Hier ein Darstellung vom Bund der Versicherten.

Auf keinen Fall sollten Unfallversicherungen mit Prämienrückgewähr (UPR) abgeschlossen werden. Bestehen solche UPR-Verträge, sollten sie möglichst schnell gekündigt werden. Diese mit einem Sparvorgang verbundene Unfallversicherung ist ein noch größerer „legaler Betrug“ als die mit einem Sparvorgang verbundene Kapitallebensversicherung. Die Rendite liegt in der Regel unter drei Prozent. Lassen Sie sich nicht täuschen: Es gibt keine „Versicherung zum Nulltarif“ oder eine Versicherung „bei der Sie die Beiträge mit Gewinnbeteiligung zurückbekommen“. Sie erhalten nur die zusätzlich zu den (verbrauchten) Unfallversicherungsbeiträgen gezahlten Sparanteile Ihrer Prämien zurück – mit einer mäßigen Verzinsung. So hat sich die Allianz gegenüber dem Bund der Versicherten verpflichtet, ihre (irreführende) Werbung zur „Unfallversicherung zum Nulltarif?“, bei der man „die Beiträge plus Gewinnbeteiligung zurückbekommt“, einzustellen.
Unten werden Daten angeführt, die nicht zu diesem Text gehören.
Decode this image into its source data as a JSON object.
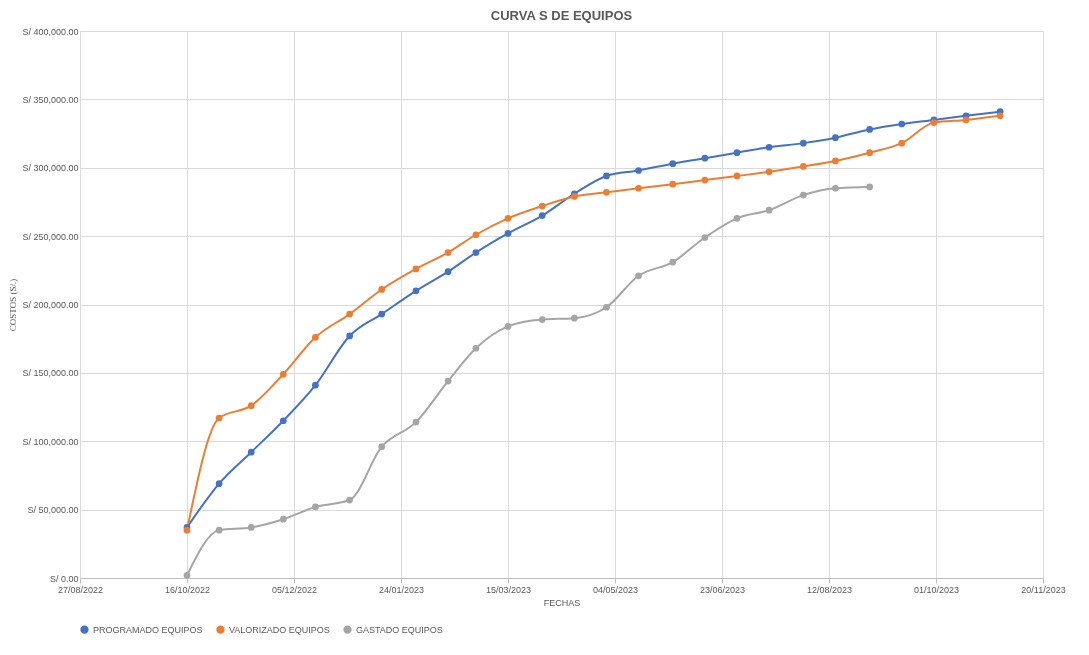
{
  "chart_data": {
    "type": "line",
    "title": "CURVA S DE EQUIPOS",
    "xlabel": "FECHAS",
    "ylabel": "COSTOS (S/.)",
    "x": [
      "2022-10-16",
      "2022-10-31",
      "2022-11-15",
      "2022-11-30",
      "2022-12-15",
      "2022-12-31",
      "2023-01-15",
      "2023-01-31",
      "2023-02-15",
      "2023-02-28",
      "2023-03-15",
      "2023-03-31",
      "2023-04-15",
      "2023-04-30",
      "2023-05-15",
      "2023-05-31",
      "2023-06-15",
      "2023-06-30",
      "2023-07-15",
      "2023-07-31",
      "2023-08-15",
      "2023-08-31",
      "2023-09-15",
      "2023-09-30",
      "2023-10-15",
      "2023-10-31"
    ],
    "series": [
      {
        "name": "PROGRAMADO EQUIPOS",
        "color": "#4472c4",
        "values": [
          37000,
          69000,
          92000,
          115000,
          141000,
          177000,
          193000,
          210000,
          224000,
          238000,
          252000,
          265000,
          281000,
          294000,
          298000,
          303000,
          307000,
          311000,
          315000,
          318000,
          322000,
          328000,
          332000,
          335000,
          338000,
          341000
        ]
      },
      {
        "name": "VALORIZADO EQUIPOS",
        "color": "#ed7d31",
        "values": [
          35000,
          117000,
          126000,
          149000,
          176000,
          193000,
          211000,
          226000,
          238000,
          251000,
          263000,
          272000,
          279000,
          282000,
          285000,
          288000,
          291000,
          294000,
          297000,
          301000,
          305000,
          311000,
          318000,
          333000,
          335000,
          338000
        ]
      },
      {
        "name": "GASTADO EQUIPOS",
        "color": "#a5a5a5",
        "values": [
          2000,
          35000,
          37000,
          43000,
          52000,
          57000,
          96000,
          114000,
          144000,
          168000,
          184000,
          189000,
          190000,
          198000,
          221000,
          231000,
          249000,
          263000,
          269000,
          280000,
          285000,
          286000,
          null,
          null,
          null,
          null
        ]
      }
    ],
    "xlim": [
      "2022-08-27",
      "2023-11-20"
    ],
    "xticks": [
      {
        "value": "2022-08-27",
        "label": "27/08/2022"
      },
      {
        "value": "2022-10-16",
        "label": "16/10/2022"
      },
      {
        "value": "2022-12-05",
        "label": "05/12/2022"
      },
      {
        "value": "2023-01-24",
        "label": "24/01/2023"
      },
      {
        "value": "2023-03-15",
        "label": "15/03/2023"
      },
      {
        "value": "2023-05-04",
        "label": "04/05/2023"
      },
      {
        "value": "2023-06-23",
        "label": "23/06/2023"
      },
      {
        "value": "2023-08-12",
        "label": "12/08/2023"
      },
      {
        "value": "2023-10-01",
        "label": "01/10/2023"
      },
      {
        "value": "2023-11-20",
        "label": "20/11/2023"
      }
    ],
    "ylim": [
      0,
      400000
    ],
    "yticks": [
      {
        "value": 0,
        "label": "S/ 0.00"
      },
      {
        "value": 50000,
        "label": "S/ 50,000.00"
      },
      {
        "value": 100000,
        "label": "S/ 100,000.00"
      },
      {
        "value": 150000,
        "label": "S/ 150,000.00"
      },
      {
        "value": 200000,
        "label": "S/ 200,000.00"
      },
      {
        "value": 250000,
        "label": "S/ 250,000.00"
      },
      {
        "value": 300000,
        "label": "S/ 300,000.00"
      },
      {
        "value": 350000,
        "label": "S/ 350,000.00"
      },
      {
        "value": 400000,
        "label": "S/ 400,000.00"
      }
    ],
    "grid": true,
    "legend": "bottom",
    "marker": "circle",
    "line_style": "solid"
  }
}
Wieso ist den eine Unfallversicherung mit Beitragsrückgewähr eine Spareinlage? Bezahle ich beispielsweise 400 Euro im jahr für die Unfallversicherung , so erhalte ich lieber nach 20 Jahren die 8000 Euro zurück (auch ohne Zinsen) anstatt jedes Jahr 50 Euro zu bezahlen ohne, dass ich diese jemals wiedersehe. Verlust somit 1000 Euro.
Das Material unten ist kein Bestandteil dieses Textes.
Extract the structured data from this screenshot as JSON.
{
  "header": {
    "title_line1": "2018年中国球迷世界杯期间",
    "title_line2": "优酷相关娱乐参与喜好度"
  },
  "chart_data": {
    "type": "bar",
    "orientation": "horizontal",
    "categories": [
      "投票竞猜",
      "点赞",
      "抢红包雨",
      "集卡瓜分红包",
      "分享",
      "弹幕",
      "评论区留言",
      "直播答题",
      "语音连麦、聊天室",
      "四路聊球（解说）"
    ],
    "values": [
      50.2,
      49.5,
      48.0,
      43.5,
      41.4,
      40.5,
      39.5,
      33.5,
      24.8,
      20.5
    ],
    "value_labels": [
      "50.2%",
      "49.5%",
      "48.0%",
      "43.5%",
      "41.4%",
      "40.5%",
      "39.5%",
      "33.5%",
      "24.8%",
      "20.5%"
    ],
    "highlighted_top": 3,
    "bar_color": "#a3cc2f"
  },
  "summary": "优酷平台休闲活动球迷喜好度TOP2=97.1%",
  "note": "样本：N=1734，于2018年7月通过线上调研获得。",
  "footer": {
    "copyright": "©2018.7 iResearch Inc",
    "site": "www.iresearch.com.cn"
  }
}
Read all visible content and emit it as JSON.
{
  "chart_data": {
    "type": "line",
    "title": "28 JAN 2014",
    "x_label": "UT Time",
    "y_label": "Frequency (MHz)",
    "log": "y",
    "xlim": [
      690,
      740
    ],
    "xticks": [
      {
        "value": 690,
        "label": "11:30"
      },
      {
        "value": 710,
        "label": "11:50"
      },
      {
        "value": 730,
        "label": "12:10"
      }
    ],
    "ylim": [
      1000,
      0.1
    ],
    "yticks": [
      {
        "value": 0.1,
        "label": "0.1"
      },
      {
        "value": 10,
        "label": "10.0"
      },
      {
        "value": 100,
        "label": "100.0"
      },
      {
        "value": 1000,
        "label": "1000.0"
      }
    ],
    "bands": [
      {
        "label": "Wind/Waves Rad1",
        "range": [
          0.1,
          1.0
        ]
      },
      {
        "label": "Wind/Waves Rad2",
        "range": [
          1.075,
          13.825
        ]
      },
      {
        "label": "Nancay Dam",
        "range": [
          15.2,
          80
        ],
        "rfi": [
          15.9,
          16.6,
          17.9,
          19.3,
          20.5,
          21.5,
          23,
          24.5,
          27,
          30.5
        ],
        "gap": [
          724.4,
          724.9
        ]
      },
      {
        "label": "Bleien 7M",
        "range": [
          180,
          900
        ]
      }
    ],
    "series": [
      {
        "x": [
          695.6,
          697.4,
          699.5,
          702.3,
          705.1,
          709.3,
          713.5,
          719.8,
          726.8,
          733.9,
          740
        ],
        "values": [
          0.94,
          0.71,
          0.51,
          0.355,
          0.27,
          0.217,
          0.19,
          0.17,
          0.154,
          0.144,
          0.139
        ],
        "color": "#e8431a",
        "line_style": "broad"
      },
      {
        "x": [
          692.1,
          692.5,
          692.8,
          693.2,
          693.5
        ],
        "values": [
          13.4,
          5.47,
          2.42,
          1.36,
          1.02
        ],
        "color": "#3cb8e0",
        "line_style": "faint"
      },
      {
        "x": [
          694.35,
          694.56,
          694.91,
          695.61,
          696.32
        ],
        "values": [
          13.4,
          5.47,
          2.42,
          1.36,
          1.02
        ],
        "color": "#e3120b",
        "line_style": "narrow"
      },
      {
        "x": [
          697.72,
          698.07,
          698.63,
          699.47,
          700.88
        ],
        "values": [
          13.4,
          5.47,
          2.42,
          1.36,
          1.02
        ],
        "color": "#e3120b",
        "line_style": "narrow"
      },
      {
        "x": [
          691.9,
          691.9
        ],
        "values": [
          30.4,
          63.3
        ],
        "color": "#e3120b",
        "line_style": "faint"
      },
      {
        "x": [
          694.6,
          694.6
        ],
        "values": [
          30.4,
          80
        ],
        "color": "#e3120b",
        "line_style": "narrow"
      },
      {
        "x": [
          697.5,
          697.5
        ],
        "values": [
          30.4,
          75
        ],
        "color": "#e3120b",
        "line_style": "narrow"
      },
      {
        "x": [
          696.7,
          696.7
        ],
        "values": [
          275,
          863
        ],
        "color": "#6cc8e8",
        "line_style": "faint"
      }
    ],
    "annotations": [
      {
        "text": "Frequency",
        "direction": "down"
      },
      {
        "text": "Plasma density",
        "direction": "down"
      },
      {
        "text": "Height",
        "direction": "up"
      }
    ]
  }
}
Davon würde ich abraten. Das ist doch im Prinzip nichts anderes als eine Unfallversicherung, bei der noch ein Sparvertrag über die Versicherungsagentur mit reingepackt wird. Total unüberschaubar für den Versicherungsnehmer, aber mehr Beitrag für die Versicherungsgesellschaft. Da empfehle ich doch die herkömmliche Variante, und wenn noch Geld über ist, ein Sparvertrag der Bank dazu.